Le attività si inseriscono all’interno di un più ampio dispositivo di controllo teso a scoraggiare l’utilizzo e l’impiego di manodopera irregolare e non regolarmente assunta. In particolare, specie in occasione della trascorsa stagione estiva, sono stati intensificati e rafforzati i controlli nei confronti degli esercizi adibiti all’attività di bar e ristorazione, anche d’asporto, sia nelle aree del centro del capoluogo giuliano sia nei comuni limitrofi, tra cui, in particolare, Duino-Aurisina. Non sono rimasti esclusi alcuni noti locali della movida cittadina, anch’essi interessati dai controlli dei finanzieri.
Ulteriore settore su cui è stata incrementata l’attività di vigilanza è quello dell’edilizia. Numerosi i cantieri su cui l’azione delle fiamme gialle del Comando Provinciale di Trieste si è concentrata, tra cui molti situati proprio tra le vie del centro e, di recente, aumentati grazie al boom dei numerosi bonus edilizi concessi dallo Stato.
Tra i numerosi lavoratori identificati, di nazionalità sia italiana sia straniera, molti non erano stati regolarizzati e a tutti gli effetti risultavano pertanto impiegati in nero. Inoltre dai controlli svolti è emerso che i pagamenti di parte del personale sono stati effettuati in contanti, in modo completamente non tracciato, secondo modalità non consentite dalla normativa attualmente vigente.

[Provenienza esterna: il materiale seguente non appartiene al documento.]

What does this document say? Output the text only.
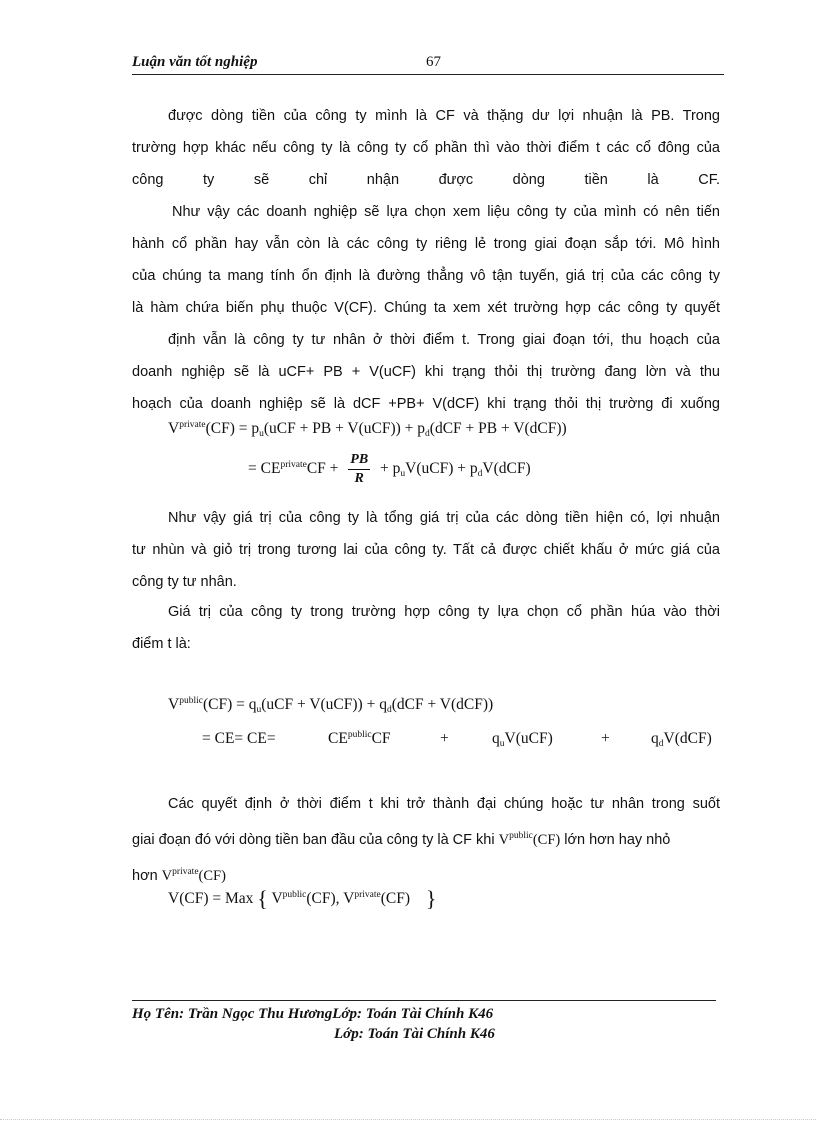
Luận văn tốt nghiệp	67
được dòng tiền của công ty mình là CF và thặng dư lợi nhuận là PB. Trong
trường hợp khác nếu công ty là công ty cổ phần thì vào thời điểm t các cổ đông của
công ty sẽ chỉ nhận được dòng tiền là CF.
Như vậy các doanh nghiệp sẽ lựa chọn xem liệu công ty của mình có nên tiến
hành cổ phần hay vẫn còn là các công ty riêng lẻ trong giai đoạn sắp tới. Mô hình
của chúng ta mang tính ổn định là đường thẳng vô tận tuyến, giá trị của các công ty
là hàm chứa biến phụ thuộc V(CF). Chúng ta xem xét trường hợp các công ty quyết
định vẫn là công ty tư nhân ở thời điểm t. Trong giai đoạn tới, thu hoạch của
doanh nghiệp sẽ là uCF+ PB + V(uCF) khi trạng thỏi thị trường đang lờn và thu
hoạch của doanh nghiệp sẽ là dCF +PB+ V(dCF) khi trạng thỏi thị trường đi xuống
$V^{private}(CF) = p_u(uCF$ + PB + $V(uCF)) + p_d(dCF$ + PB + V(dCF))
= $CE^{private}CF + \frac{PB}{R} + p_uV(uCF) + p_dV(dCF)$
Như vậy giá trị của công ty là tổng giá trị của các dòng tiền hiện có, lợi nhuận
tư nhùn và giỏ trị trong tương lai của công ty. Tất cả được chiết khấu ở mức giá của
công ty tư nhân.
Giá trị của công ty trong trường hợp công ty lựa chọn cổ phần húa vào thời
điểm t là:
$V^{public}(CF) = q_u(uCF + V(uCF)) + q_d(dCF + V(dCF))$
= CE= CE=	$CE^{public}CF$	+	$q_uV(uCF)$	+	$q_dV(dCF)$
Các quyết định ở thời điểm t khi trở thành đại chúng hoặc tư nhân trong suốt
giai đoạn đó với dòng tiền ban đầu của công ty là CF khi $V^{public}(CF)$ lớn hơn hay nhỏ
hơn $V^{private}(CF)$
V(CF) = Max { $V^{public}(CF)$, $V^{private}(CF)$ }
Họ Tên: Trần Ngọc Thu HươngLớp: Toán Tài Chính K46
Lớp: Toán Tài Chính K46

Al termine delle attività sono state irrogate sanzioni per oltre 235.000 euro, suscettibili di riduzione in caso di regolarizzazione dei lavoratori. Inoltre, con riferimento a 16 imprese è stata avanzata, all’Ispettorato del Lavoro, proposta per la sospensione dell’attività imprenditoriale per aver impiegato personale non regolare in misura superiore al 10% rispetto a quello regolarmente assunto.
L’attività della Guardia di Finanza è rivolta – tra l’altro – anche al contrasto del sommerso d’azienda e del lavoro nero e irregolare con il fine ultimo di salvaguardare gli interessi stessi dei lavoratori, spesso sfruttati e, al tempo stesso, di tutelare le imprese oneste da una possibile concorrenza sleale da parte di datori di lavoro inadempienti.